At the same time, on their website, they are claiming “NEW – Free federal efile included”:

*MOUSE PRINT: What TurboTax does not tell you is they raised the price of the software by one-third from 2007 to 2008 to cover the “free” efiling.  Last year, TT Deluxe retailed for $44.95 and was commonly available for $39.95.  That price did not include $17.95 extra for OPTIONAL e-filing.  This year, Intuit raised the price of  TT Deluxe to $59.95, but included one “free” efiling. (For Costco customers last year, after a $15 coupon, the price was only $19.99. This year, the price actually doubled because the software went up to $49.99 there, and the coupon is only for $10 off that price.)  So in essence, customers have no choice but to pay extra for efiling whether they want to use it or not.

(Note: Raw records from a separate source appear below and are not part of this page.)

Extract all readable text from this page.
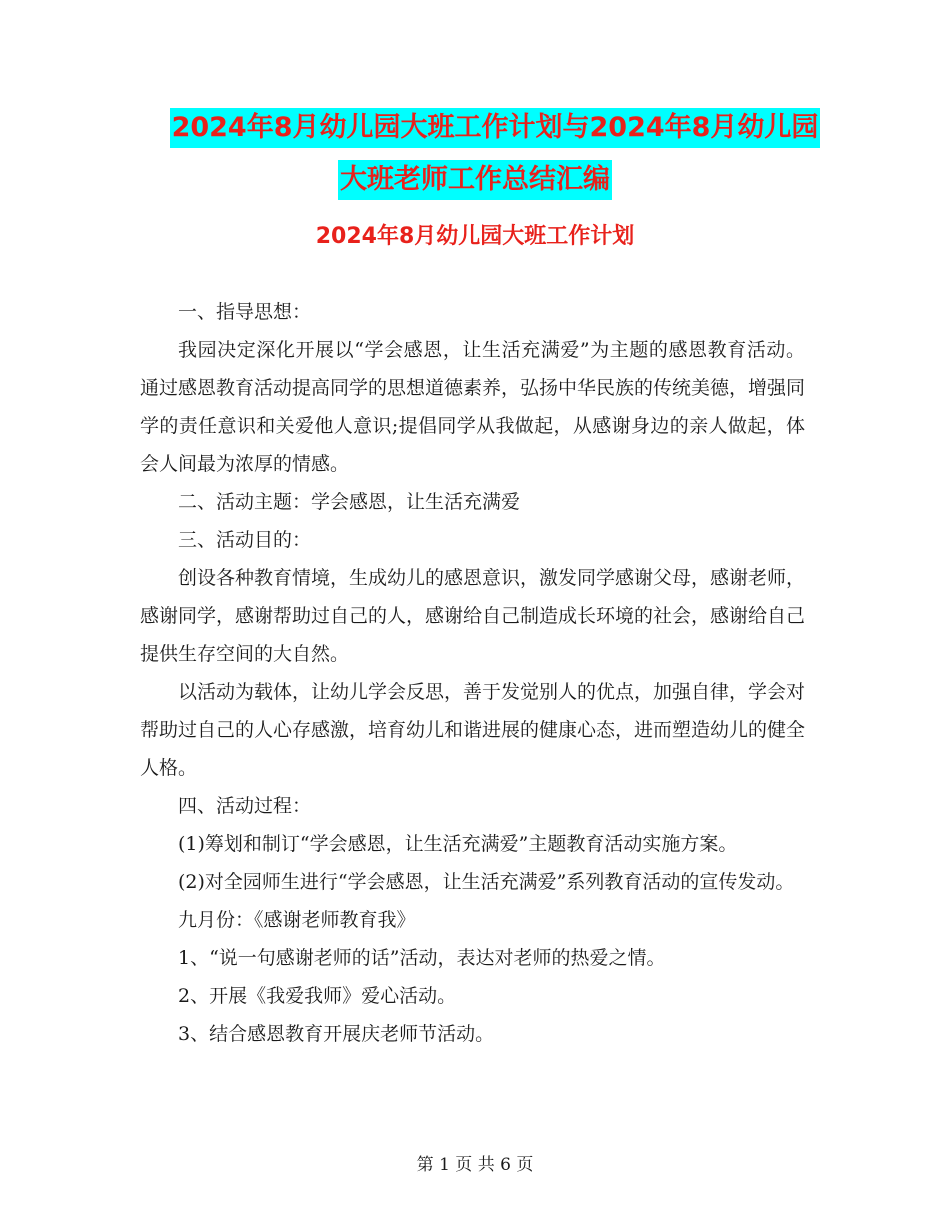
2024年8月幼儿园大班工作计划与2024年8月幼儿园
大班老师工作总结汇编
2024年8月幼儿园大班工作计划

一、指导思想：

我园决定深化开展以“学会感恩，让生活充满爱”为主题的感恩教育活动。通过感恩教育活动提高同学的思想道德素养，弘扬中华民族的传统美德，增强同学的责任意识和关爱他人意识;提倡同学从我做起，从感谢身边的亲人做起，体会人间最为浓厚的情感。

二、活动主题：学会感恩，让生活充满爱

三、活动目的：

创设各种教育情境，生成幼儿的感恩意识，激发同学感谢父母，感谢老师，感谢同学，感谢帮助过自己的人，感谢给自己制造成长环境的社会，感谢给自己提供生存空间的大自然。

以活动为载体，让幼儿学会反思，善于发觉别人的优点，加强自律，学会对帮助过自己的人心存感激，培育幼儿和谐进展的健康心态，进而塑造幼儿的健全人格。

四、活动过程：

(1)筹划和制订“学会感恩，让生活充满爱”主题教育活动实施方案。

(2)对全园师生进行“学会感恩，让生活充满爱”系列教育活动的宣传发动。

九月份：《感谢老师教育我》

1、“说一句感谢老师的话”活动，表达对老师的热爱之情。

2、开展《我爱我师》爱心活动。

3、结合感恩教育开展庆老师节活动。

第 1 页 共 6 页
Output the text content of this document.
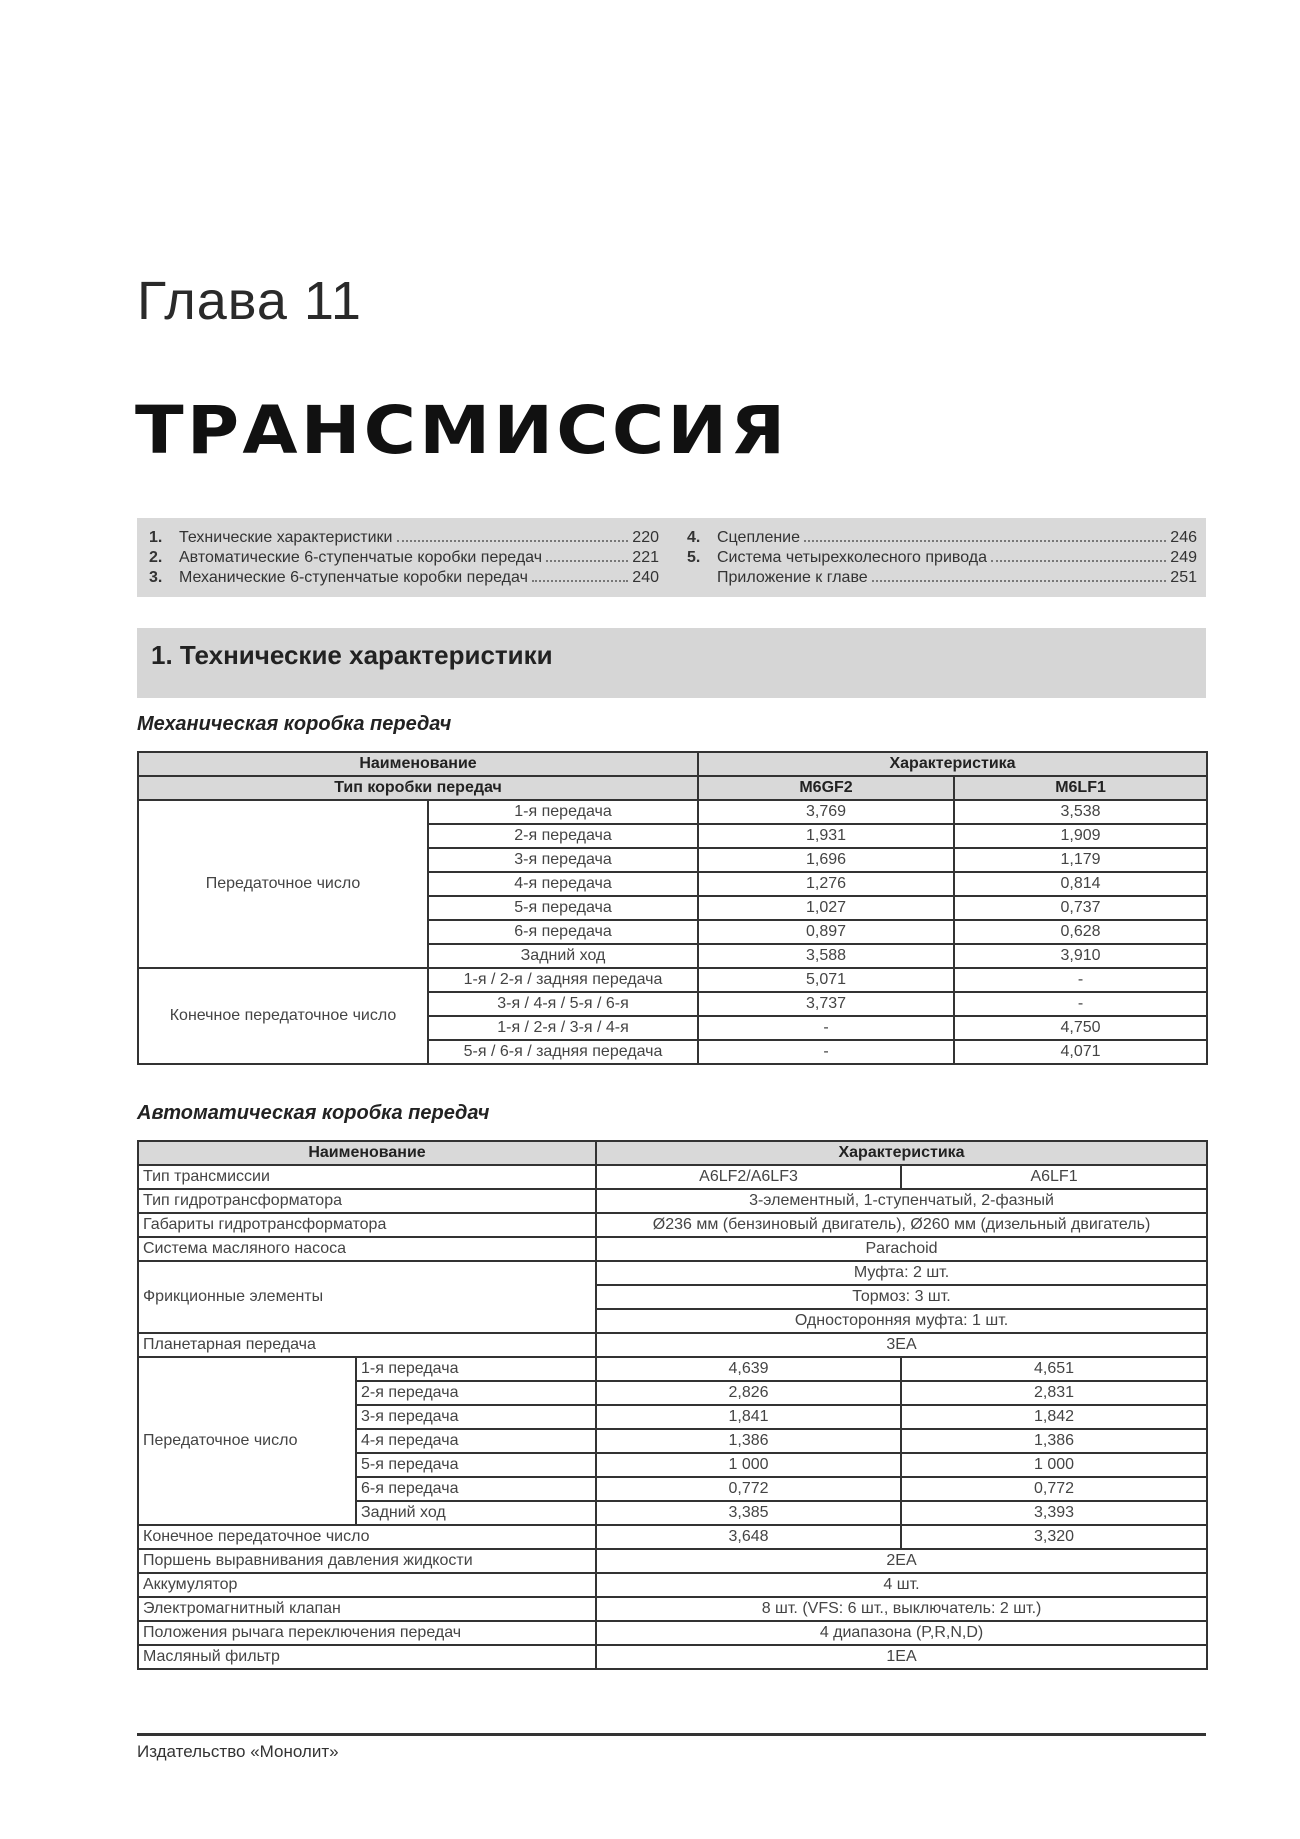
Глава 11
ТРАНСМИССИЯ
1.	Технические характеристики	220
2.	Автоматические 6-ступенчатые коробки передач	221
3.	Механические 6-ступенчатые коробки передач	240
4.	Сцепление	246
5.	Система четырехколесного привода	249
Приложение к главе	251
1. Технические характеристики
Механическая коробка передач
Наименование		Характеристика	
Тип коробки передач		M6GF2	M6LF1
Передаточное число	1-я передача	3,769	3,538
	2-я передача	1,931	1,909
	3-я передача	1,696	1,179
	4-я передача	1,276	0,814
	5-я передача	1,027	0,737
	6-я передача	0,897	0,628
	Задний ход	3,588	3,910
Конечное передаточное число	1-я / 2-я / задняя передача	5,071	-
	3-я / 4-я / 5-я / 6-я	3,737	-
	1-я / 2-я / 3-я / 4-я	-	4,750
	5-я / 6-я / задняя передача	-	4,071
Автоматическая коробка передач
Наименование		Характеристика	
Тип трансмиссии		A6LF2/A6LF3	A6LF1
Тип гидротрансформатора		3-элементный, 1-ступенчатый, 2-фазный	
Габариты гидротрансформатора		Ø236 мм (бензиновый двигатель), Ø260 мм (дизельный двигатель)	
Система масляного насоса		Parachoid	
Фрикционные элементы		Муфта: 2 шт.	
		Тормоз: 3 шт.	
		Односторонняя муфта: 1 шт.	
Планетарная передача		3EA	
Передаточное число	1-я передача	4,639	4,651
	2-я передача	2,826	2,831
	3-я передача	1,841	1,842
	4-я передача	1,386	1,386
	5-я передача	1 000	1 000
	6-я передача	0,772	0,772
	Задний ход	3,385	3,393
Конечное передаточное число		3,648	3,320
Поршень выравнивания давления жидкости		2EA	
Аккумулятор		4 шт.	
Электромагнитный клапан		8 шт. (VFS: 6 шт., выключатель: 2 шт.)	
Положения рычага переключения передач		4 диапазона (P,R,N,D)	
Масляный фильтр		1EA	
Издательство «Монолит»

These two policy and price changes caused an uproar. Consumers were livid that they had to pay $10 extra to print a second return on their own printer, and that they were being forced to pay for efiling via a $15 price increase for the product itself.  And for once, consumers found a way to get even.  They downrated TurboTax 2008 on Amazon, so that it was only rated as a one star product.

turboreviews

Then, on December 9, 2008, H&R Block announced that their competing software, TaxCut, would include completely free efiling without raising prices.  Intuit gave in to the pressure three days later and issued a press release allowing purchasers to print unlimited copies of returns for free on their own computers (offering refunds to anyone who paid the extra $9.95), and they now included FIVE efiles.  That is a bona fide savings compared to the $17.95 each they used to charge, but we are still paying $15 extra for that privilege.

Unfortunately, Intuit has a history of trying to take advantage of consumers by deliberately disabling online functions for its Quicken software three years after issue thereby forcing customers to buy the software again; eliminating, reducing, or hiding rebates on certain software and thus raising prices; and giving away non-upgradeable software as a bonus (forcing the purchase of a more expensive edition in the future in order to view the already entered data).